Early this year the Castle Village co-op board raised everyone’s monthly maintenance fee by a whopping 19%, according to documents seen by Crain’s. That increase is just the start. There's also an ongoing assessment to rebuild the co-op’s reserve fund, and in January comes a “special assessment” that’s planned to last four years. For some shareholders, the cost of living in the co-op has jumped by 50% in the past year.
But their plight is hardly unique. Owing to rising costs for repairs, insurance, energy, property taxes and compliance with a host of local laws, co-op and condo boards across the city are forcing neighbors to swallow huge cost-of-living increases. Data from research firm Miller Samuel show that monthly operating costs for co-ops have jumped by 53% since the start of 2020 and by 51% at condominiums. That’s more than double the accumulated rate of inflation, according to the U.S. Department of Labor.
Castle Village’s energy costs doubled last year, to $1.6 million, because the price of oil soared after Russia invaded Ukraine.
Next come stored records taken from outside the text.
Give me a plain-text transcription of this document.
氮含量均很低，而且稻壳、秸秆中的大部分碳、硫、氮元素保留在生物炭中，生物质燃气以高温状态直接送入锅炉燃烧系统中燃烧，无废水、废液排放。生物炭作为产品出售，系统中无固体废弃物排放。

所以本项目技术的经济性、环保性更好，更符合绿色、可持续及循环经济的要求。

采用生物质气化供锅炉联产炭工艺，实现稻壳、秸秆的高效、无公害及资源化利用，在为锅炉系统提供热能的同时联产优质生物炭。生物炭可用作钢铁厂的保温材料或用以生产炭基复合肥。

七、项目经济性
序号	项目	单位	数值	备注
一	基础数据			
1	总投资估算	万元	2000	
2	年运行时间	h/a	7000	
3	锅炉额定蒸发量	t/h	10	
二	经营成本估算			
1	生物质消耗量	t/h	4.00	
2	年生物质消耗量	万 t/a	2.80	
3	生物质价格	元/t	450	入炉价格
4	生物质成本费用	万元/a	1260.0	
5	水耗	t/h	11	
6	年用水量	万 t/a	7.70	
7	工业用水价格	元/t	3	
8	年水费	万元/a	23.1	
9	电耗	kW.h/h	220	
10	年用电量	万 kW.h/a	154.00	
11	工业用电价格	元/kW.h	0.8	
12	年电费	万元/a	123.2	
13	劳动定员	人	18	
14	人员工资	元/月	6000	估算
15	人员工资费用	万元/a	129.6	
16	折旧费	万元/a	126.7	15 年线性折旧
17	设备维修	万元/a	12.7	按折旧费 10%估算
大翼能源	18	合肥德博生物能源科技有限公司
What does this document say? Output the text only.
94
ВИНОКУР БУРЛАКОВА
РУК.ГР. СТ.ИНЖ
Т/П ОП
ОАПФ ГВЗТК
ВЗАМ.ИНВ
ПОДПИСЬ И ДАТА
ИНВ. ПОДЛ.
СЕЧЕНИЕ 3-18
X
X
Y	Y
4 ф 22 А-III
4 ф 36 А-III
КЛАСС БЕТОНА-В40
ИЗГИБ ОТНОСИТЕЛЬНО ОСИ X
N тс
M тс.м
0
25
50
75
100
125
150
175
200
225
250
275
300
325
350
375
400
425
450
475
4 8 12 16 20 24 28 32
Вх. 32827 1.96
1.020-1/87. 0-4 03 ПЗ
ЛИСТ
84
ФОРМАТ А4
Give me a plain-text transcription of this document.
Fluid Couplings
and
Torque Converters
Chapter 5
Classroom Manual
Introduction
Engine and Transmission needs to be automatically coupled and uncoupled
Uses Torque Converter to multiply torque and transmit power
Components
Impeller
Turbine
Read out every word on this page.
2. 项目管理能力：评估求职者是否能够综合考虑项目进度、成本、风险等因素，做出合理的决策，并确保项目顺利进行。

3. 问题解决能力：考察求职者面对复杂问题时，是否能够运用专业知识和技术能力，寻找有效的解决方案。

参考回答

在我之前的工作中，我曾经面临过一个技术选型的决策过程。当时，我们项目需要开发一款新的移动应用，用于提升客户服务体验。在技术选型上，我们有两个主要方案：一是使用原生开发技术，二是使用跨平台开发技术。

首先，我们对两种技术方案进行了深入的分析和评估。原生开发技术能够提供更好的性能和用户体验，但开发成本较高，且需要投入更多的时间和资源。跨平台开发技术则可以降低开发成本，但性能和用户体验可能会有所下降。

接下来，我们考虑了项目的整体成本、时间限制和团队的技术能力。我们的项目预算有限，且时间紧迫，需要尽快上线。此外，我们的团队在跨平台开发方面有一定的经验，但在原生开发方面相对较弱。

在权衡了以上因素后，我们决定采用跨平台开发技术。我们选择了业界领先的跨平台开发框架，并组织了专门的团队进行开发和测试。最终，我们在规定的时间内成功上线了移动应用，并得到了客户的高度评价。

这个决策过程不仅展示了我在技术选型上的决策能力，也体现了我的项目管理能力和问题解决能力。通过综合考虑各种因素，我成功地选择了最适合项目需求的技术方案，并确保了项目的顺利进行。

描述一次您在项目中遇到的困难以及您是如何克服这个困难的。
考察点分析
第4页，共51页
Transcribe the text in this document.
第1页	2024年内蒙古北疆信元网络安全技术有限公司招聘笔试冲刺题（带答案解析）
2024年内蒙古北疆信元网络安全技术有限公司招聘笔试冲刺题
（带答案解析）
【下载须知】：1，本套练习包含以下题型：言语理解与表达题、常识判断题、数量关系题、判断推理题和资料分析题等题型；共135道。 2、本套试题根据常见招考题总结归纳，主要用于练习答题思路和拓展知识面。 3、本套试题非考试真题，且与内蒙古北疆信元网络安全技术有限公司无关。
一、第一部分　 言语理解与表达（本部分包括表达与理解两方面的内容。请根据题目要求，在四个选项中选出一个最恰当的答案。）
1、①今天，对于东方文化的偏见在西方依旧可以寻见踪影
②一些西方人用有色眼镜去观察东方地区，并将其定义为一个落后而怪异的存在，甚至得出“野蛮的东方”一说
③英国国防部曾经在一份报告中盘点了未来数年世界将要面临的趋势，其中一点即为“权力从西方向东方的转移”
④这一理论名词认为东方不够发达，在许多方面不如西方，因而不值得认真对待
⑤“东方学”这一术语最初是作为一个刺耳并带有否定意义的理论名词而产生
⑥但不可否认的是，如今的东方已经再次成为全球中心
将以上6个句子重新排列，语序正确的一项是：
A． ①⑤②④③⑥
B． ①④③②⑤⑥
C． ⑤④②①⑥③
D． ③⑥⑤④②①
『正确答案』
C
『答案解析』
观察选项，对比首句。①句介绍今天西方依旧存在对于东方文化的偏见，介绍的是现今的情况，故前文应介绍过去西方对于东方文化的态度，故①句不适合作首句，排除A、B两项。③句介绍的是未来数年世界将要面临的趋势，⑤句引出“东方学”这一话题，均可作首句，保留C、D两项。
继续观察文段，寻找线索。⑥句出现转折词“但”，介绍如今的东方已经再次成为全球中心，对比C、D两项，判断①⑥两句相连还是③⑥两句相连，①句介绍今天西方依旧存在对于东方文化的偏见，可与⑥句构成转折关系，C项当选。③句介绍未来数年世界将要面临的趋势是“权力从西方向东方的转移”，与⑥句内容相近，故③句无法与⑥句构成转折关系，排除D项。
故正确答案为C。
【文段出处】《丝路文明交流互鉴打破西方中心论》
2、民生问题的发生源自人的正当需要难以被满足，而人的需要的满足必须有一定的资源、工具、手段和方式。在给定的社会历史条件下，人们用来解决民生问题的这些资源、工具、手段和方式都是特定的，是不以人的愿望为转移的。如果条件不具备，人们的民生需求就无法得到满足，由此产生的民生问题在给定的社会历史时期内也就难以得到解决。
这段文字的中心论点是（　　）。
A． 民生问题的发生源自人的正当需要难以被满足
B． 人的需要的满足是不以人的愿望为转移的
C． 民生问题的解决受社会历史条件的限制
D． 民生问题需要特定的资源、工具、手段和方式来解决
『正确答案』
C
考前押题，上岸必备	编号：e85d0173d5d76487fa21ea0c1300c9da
Insurance costs for all co-ops and condos erupted after an apartment building on the Florida coast collapsed two years ago. Adding to the financial burden, the city's Facade Inspection and Safety Program requires the inspection and repair of facades every five years, and Local Law 97 of the city's ambitious Climate Mobilization Act will require a reduction of building carbon emissions beginning next year, a potentially costly mandate for a small percentage of buildings. To top it off, higher interest rates mean higher borrowing costs.
“The cost of everything has gone up,” says Mary Ann Rothman, executive director of the Council of New York Cooperatives & Condominiums, which represents about 1,000 buildings.
One thing is certain. As those costs go up, co-op and condo boards cannot stand still. Budgets must be balanced. And the only ways to do that are to cut expenses, increase maintenance, levy assessments, take on added debt — or some combination of the four. Aware of this math, some boards are raising maintenance fees by 6% to 12% annually. The norm used to be 3% or even less.
Castle Village’s board president, Andrew Ditton, realizes the steep maintenance increase and assessments are asking a lot of his neighbors. But previous boards put off essential repairs because the co-op’s bank account was emptied by the cost of fixing the collapsed retaining wall two decades ago. Now, the bill for everything else that needs fixing at the 85-year-old co-op is due.
“The good news," Ditton says, "is we’re way more than halfway done with everything we need to do." The bad news for other co-ops and condos is that expenses are sure to keep going in one direction: straight up.